Définition, composition et évolution des grandes familles marocaines, dont l’histoire est jusqu’à présent plus connue sous le prisme politique que social.
Contrairement aux apparences, notre connaissance de l’histoire de la famille marocaine est encore très approximative. Vu que les historiens se sont d’abord intéressés à l’histoire politique et à l’histoire sociale du politique, le pouvoir visible ou occulte d’une constellation de grandes familles apparaît comme une tendance lourde de l’histoire marocaine. Ceci dit, pour mieux comprendre le phénomène, il faudrait restituer sa complexité et le situer dans différents processus socio-historiques.
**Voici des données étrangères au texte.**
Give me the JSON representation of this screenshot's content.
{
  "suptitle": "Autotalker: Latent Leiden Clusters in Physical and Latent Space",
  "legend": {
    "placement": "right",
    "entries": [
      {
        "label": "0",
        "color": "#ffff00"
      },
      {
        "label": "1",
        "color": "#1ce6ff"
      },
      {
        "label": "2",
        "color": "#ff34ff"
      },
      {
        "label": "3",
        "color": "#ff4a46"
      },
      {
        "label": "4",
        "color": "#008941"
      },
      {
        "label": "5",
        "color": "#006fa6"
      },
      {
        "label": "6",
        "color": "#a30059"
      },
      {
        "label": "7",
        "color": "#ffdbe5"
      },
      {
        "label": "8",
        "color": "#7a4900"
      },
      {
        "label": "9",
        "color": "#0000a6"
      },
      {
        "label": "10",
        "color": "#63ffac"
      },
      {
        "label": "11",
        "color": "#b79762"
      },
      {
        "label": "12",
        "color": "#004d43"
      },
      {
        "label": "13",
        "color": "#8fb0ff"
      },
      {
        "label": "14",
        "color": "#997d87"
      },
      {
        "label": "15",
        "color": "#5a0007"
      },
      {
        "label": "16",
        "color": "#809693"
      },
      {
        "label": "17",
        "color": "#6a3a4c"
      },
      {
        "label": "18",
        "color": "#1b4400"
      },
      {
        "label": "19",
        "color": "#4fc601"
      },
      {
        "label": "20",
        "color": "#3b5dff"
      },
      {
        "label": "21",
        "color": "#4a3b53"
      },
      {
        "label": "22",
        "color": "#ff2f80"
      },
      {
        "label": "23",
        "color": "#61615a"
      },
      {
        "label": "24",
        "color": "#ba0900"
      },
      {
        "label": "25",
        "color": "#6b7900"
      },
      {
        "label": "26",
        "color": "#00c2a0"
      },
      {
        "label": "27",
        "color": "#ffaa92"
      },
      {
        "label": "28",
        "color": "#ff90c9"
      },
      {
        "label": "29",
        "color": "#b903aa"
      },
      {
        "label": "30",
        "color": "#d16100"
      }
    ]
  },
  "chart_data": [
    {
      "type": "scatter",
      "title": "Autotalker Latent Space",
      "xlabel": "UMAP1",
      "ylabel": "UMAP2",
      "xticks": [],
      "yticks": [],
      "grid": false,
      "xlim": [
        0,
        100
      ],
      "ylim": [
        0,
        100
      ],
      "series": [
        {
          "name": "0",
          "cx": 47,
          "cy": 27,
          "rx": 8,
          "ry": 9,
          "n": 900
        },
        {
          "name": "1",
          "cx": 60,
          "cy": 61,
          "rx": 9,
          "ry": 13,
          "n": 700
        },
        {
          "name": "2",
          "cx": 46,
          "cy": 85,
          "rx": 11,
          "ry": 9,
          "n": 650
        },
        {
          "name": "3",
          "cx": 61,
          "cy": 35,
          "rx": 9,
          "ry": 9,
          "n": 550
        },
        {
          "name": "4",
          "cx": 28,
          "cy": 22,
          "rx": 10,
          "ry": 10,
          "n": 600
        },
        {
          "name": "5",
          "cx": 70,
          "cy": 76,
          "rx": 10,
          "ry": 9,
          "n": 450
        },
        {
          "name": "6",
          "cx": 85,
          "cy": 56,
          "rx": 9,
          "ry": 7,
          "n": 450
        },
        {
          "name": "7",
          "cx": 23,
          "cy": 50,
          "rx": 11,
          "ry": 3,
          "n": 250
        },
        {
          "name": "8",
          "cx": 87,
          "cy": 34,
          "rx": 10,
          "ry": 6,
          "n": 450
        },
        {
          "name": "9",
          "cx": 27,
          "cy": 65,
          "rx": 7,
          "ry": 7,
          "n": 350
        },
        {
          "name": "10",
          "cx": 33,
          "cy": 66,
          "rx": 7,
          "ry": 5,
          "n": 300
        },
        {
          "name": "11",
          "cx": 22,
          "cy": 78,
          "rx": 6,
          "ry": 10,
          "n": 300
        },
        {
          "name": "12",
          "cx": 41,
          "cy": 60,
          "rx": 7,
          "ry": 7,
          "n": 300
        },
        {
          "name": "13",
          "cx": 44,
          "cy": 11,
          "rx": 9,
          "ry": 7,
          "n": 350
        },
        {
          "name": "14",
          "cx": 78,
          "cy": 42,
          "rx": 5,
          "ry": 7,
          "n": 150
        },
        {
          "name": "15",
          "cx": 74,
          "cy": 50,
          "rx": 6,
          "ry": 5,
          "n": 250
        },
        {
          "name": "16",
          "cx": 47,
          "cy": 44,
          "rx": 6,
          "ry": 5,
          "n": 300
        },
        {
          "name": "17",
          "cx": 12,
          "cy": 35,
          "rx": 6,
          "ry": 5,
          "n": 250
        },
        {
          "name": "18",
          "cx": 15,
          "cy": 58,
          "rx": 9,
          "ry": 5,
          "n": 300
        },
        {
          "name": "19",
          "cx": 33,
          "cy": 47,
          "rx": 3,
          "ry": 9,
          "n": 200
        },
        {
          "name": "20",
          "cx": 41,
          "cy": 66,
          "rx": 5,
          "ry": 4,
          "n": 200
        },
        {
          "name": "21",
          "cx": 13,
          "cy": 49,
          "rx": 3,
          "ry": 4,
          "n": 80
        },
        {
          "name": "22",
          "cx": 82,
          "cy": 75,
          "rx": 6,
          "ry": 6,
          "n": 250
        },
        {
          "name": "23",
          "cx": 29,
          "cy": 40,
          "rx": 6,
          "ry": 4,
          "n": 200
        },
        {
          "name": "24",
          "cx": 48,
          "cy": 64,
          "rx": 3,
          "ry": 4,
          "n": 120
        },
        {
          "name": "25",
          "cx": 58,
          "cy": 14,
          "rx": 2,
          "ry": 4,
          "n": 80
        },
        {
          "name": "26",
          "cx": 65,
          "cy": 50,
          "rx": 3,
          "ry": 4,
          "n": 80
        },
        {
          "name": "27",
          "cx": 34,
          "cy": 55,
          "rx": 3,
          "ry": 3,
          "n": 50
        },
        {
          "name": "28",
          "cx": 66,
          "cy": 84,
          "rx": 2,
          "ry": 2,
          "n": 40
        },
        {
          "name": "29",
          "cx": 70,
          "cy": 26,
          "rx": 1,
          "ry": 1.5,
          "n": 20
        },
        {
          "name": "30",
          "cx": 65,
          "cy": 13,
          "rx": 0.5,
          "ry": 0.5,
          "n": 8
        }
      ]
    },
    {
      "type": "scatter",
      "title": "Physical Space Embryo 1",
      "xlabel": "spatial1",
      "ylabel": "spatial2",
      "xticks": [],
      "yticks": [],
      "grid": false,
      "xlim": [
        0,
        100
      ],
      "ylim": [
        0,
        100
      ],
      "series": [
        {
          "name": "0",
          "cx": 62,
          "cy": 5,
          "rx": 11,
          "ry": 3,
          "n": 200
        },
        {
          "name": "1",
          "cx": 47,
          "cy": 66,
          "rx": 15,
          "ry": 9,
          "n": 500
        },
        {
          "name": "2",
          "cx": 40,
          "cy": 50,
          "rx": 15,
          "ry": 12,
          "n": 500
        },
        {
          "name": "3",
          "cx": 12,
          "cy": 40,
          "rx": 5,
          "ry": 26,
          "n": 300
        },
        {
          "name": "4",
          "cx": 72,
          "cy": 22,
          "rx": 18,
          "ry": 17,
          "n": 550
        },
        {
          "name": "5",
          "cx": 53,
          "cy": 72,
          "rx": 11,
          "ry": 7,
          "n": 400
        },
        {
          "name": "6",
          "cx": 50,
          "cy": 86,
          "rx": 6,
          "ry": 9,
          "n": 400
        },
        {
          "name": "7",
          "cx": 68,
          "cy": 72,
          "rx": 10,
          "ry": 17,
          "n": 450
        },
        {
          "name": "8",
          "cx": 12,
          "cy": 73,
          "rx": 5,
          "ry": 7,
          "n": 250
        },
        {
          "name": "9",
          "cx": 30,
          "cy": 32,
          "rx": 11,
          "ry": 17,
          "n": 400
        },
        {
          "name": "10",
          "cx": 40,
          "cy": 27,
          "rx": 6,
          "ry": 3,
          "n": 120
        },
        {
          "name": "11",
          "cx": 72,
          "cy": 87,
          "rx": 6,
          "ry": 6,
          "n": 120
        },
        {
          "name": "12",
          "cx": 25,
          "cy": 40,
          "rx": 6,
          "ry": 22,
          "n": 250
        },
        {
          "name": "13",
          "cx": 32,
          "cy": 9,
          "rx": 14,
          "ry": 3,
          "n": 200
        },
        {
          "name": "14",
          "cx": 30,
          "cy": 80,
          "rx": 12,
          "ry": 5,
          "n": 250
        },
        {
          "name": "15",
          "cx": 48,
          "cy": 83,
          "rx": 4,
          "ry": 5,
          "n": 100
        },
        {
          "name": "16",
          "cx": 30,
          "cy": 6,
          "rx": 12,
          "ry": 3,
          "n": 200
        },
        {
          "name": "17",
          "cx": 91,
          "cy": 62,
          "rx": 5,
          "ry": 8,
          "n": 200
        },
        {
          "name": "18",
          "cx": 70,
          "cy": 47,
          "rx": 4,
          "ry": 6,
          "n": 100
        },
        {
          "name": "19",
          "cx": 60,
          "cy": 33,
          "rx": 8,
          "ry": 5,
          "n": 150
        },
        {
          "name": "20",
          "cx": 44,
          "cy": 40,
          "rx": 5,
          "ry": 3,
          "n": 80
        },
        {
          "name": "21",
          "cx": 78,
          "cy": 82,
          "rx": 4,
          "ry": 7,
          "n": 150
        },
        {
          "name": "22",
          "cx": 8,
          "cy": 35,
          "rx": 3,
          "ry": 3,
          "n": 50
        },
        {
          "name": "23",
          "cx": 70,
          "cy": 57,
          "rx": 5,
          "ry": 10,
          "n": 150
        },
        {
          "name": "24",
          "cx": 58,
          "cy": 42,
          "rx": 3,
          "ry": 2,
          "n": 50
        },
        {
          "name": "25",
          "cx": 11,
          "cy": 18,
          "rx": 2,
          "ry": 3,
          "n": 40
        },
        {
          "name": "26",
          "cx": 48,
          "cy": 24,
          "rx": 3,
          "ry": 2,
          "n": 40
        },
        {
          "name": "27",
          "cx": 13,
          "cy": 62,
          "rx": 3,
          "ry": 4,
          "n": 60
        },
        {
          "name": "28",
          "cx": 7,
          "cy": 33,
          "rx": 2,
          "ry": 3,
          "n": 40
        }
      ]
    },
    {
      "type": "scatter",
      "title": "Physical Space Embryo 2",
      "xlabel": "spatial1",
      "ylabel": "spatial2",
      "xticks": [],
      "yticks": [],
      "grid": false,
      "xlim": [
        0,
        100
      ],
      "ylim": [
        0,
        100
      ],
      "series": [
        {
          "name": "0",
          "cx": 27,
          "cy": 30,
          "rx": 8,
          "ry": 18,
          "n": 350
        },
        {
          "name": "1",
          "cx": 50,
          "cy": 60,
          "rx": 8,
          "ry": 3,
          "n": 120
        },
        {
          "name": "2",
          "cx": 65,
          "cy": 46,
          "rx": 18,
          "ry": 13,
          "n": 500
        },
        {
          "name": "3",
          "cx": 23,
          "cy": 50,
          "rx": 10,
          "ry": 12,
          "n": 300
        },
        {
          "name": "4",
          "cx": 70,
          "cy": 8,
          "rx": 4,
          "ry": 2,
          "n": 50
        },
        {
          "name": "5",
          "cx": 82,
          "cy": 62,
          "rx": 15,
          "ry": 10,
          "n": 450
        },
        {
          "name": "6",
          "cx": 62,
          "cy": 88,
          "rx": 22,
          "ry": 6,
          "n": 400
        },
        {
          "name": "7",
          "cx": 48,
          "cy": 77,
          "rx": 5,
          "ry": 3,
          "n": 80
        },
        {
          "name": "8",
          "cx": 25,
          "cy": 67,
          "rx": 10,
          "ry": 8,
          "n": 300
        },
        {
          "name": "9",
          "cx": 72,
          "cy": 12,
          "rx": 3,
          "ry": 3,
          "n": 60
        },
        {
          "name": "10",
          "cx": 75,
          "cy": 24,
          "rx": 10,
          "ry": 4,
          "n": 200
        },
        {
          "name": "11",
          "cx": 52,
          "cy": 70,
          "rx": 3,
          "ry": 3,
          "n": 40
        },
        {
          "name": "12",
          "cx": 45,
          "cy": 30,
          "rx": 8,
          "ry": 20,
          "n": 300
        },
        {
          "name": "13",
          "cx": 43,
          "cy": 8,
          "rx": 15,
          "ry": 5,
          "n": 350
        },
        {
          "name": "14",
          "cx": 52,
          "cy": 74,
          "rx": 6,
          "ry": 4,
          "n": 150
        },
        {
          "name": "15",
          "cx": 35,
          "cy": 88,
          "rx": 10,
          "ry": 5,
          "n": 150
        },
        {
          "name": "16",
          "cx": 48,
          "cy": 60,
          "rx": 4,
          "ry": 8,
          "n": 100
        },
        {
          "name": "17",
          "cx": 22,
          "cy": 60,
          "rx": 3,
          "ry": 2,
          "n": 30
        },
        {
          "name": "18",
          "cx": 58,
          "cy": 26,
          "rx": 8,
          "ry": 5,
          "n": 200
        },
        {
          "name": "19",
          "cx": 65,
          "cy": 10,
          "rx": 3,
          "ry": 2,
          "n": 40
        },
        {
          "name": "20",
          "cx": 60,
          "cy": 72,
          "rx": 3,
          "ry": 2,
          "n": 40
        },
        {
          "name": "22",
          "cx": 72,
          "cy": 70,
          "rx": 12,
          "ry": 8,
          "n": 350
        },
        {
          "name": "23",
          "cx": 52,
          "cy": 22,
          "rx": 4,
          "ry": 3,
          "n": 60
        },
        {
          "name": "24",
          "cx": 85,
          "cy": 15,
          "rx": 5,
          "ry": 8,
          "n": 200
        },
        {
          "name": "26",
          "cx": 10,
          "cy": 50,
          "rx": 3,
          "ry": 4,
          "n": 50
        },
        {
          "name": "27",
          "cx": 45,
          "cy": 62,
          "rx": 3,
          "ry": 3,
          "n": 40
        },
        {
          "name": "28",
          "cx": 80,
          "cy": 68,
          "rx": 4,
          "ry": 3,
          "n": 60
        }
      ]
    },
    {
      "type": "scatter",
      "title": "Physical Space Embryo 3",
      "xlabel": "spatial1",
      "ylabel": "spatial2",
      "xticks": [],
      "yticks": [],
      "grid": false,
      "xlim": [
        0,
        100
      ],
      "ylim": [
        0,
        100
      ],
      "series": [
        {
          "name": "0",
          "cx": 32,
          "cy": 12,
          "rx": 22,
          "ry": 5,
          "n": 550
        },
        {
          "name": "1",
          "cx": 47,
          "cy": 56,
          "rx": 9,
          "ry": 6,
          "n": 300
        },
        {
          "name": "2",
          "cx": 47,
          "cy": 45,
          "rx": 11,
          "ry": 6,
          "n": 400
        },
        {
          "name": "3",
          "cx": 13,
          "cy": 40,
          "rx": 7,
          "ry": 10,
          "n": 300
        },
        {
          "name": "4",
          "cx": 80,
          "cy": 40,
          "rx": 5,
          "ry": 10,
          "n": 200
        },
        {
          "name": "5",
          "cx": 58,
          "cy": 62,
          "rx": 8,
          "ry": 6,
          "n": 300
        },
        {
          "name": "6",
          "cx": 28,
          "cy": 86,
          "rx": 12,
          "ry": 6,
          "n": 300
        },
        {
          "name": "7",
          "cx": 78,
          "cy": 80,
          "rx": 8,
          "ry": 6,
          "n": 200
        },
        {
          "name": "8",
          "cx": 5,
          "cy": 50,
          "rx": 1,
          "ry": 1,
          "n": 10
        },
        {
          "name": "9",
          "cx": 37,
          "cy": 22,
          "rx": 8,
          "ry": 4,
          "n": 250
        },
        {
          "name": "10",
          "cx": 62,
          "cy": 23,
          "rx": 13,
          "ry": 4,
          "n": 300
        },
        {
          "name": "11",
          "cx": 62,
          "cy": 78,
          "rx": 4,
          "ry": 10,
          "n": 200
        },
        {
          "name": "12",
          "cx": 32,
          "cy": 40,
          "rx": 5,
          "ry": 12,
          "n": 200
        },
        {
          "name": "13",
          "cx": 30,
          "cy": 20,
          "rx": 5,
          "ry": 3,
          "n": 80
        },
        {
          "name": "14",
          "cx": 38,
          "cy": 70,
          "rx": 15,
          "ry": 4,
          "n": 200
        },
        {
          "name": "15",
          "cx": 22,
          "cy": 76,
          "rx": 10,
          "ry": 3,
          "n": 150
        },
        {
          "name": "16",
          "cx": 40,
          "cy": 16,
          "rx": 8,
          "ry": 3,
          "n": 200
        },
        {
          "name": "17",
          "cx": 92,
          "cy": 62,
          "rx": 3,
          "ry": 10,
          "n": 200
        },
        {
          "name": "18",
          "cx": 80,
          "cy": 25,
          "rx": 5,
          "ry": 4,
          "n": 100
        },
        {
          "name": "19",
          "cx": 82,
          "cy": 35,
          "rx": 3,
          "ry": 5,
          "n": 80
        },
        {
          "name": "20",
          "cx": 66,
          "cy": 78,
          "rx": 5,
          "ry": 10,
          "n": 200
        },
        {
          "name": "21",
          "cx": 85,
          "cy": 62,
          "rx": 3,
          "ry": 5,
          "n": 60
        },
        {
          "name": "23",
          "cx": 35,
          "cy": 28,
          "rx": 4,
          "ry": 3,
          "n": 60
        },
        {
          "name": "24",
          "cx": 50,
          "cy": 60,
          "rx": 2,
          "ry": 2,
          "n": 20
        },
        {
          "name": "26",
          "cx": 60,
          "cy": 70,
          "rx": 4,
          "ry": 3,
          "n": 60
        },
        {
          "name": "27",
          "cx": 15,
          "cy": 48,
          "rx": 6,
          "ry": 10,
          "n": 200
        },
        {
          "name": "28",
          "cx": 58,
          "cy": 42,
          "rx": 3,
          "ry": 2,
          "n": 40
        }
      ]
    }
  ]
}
Le XIXe siècle est un lieu d’observation particulièrement révélateur, car il permet en même temps de saisir des continuités et de repérer des mutations décisives qui, du fait de la pénétration économique européenne, ont marqué la société marocaine au-delà de cette époque : ces mutations auront un impact sur la période du protectorat et même sur le temps postcolonial.
Portraits de (grandes) familles
Dans les campagnes, une grande famille est celle qui détient le commandement, fondé sur la supériorité militaire. On a même parfois avancé que l’émergence d’un nom de confédération de tribus est souvent synonyme de l’émergence d’un clan particulièrement fort, dominé à son tour par une grande famille. C’est ainsi qu’au XIe siècle, avec la geste des nomades Sanhaja, on relève la prééminence des Guddâla, Nafûssa et Lamtûna. Ce sont ces derniers qui ont pris le pouvoir sultanien, et plus particulièrement le clan des Banû Turghut, auquel appartient Youssef Ibn Tachfine. Plus tard, au XIXe siècle, l’apparition des tribus Zemmour est liée à la puissance de la famille Belghazi, qui a prêté main forte au souverain Souleïman dans un contexte conflictuel particulièrement délicat. Les Zemmour eux-mêmes font partie de la confédération Aït Idrassen, qui sera longtemps une précieuse alliée de la dynastie alaouite et que l’historien du XIXe siècle Abdou Al Qâsim Zayâni qualifie de «Berbères du Makhzen». Dans le milieu urbain, nettement minoritaire au niveau démographique, certaines familles occupent des positions dominantes comme les fuqahâ (experts en fiqh) et contrôlent des secteurs stratégiques comme la judicature ou la gestion des habous.